Une table ronde réunissant deux auteurs sud-américains, Grecia Caceres (Pérou) et Eduardo Ramos Izquierdo (Mexique), a eu lieu, mercredi 31 octobre, dans le cadre du 23ème SILA. « Avant d’écrire des romans, j’étais poétesse. J’écrivais des poèmes lorsque j’étais au Pérou. C’est à Paris que j’ai commencé à écrire des romans », a confié l’auteure péruvienne.  Dans ses romans, Grecia Caceres, installée en France depuis 1992, après des études à Lima, s’intéresse au destin des femmes. « Le personnage de la femme a une présence remarquée dans mon imaginaire romanesque.  Je m’intéresse à toutes les femmes, des femmes seules, des vieilles filles, des mères célibataires. », a-t-elle détaillé. Il ne s’agit pas, selon elle, d’une préoccupation sociologique « Mais, d’une profonde curiosité, d’un intérêt passionné pour l’envers du décor, pour ce qui est caché, recouvert par le tapage extérieur mais qui se révèle être à la base. Je  m’intéresse aux gens que l’on ne remarque pas mais qui par leur position de subordonnés, ont un œil clair et précieux sur le monde qui les entoure. Ces personnages se sont imposés à moi. Ce qui m’intéresse lorsque j’écris, c’est l’originalité, la multiplicité», a relevé Grecia Caceres.

L’écrivain et l’exil

De nombreux écrivains sud-américains vivent à l’étranger, d’où la question : peut-on parler d’écrivains migrants ? A cetet question, a répondu : « Personnellement, je ne peux pas me considérer comme un auteur migrant.  L’écrivain vit un exil, qu’il soit géographique ou intérieur. Et l’exil peut être une nécessité pour un auteur pour créer, c’est-à-dire une source d’inspiration. Au moment où j’écris, je suis dans ma bulle espagnole. Je pense, je rêve, j’imagine, je ressens en espagnol. La langue espagnole est en moi, à moi. Même si elle est celle du colonisateur… ».

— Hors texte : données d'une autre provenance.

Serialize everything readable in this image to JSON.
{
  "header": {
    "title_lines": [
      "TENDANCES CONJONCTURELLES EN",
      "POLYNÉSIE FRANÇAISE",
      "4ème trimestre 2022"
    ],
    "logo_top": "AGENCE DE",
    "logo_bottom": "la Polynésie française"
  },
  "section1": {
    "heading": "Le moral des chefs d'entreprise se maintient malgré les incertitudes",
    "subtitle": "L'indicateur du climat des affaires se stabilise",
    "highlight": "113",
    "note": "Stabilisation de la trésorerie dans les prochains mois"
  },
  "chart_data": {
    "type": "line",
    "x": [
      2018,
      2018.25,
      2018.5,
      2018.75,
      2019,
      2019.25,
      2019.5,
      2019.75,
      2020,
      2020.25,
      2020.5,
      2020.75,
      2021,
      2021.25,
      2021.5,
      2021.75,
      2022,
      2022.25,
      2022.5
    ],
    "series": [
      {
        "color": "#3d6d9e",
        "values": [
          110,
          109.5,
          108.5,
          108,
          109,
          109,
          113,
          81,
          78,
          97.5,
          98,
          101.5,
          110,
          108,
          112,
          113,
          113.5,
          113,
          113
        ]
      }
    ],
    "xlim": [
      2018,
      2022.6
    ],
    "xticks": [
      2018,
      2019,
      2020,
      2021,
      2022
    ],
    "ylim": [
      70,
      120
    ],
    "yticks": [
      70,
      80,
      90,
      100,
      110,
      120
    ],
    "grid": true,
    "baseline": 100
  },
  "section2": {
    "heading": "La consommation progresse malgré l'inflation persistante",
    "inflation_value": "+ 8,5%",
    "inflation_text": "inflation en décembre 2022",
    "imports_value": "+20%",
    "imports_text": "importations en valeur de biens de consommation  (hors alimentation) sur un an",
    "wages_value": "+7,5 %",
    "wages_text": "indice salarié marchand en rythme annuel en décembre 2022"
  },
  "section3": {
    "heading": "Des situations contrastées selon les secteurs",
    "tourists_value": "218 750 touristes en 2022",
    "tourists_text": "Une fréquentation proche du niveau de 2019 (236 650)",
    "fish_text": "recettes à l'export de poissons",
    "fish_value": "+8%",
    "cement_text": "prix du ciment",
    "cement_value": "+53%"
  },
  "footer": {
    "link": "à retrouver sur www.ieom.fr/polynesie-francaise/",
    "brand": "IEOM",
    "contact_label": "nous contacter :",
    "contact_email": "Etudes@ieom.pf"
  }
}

Les voyages enrichissent la création littéraire

Même constat chez Eduardo Ramos Izquierdo, auteur et critique mexicain. Selon lui la langue espagnole s’est nourrie au fil des siècles du milieu et s’est imprégnée des traditions culturelles et habitudes linguistiques de chaque pays sud-américain. « On parle espagnol, mais chaque pays a son accent, ses particularités (…) La femme m’intéresse. Elle est aussi présente dans mes écrits. Il faut accorder une plus grande pluralité à l’image de la femme. Il ne faut pas l’enfermer dans un seul rôle », a-t-il souligné. Selon lui, les écrivains prennent le chemin de l’exil pour des raisons diverses. « Je suis un écrivain migrant mais positif.  Mes voyages ont enrichi et diversifié mes créations littéraires », a-t-il dit.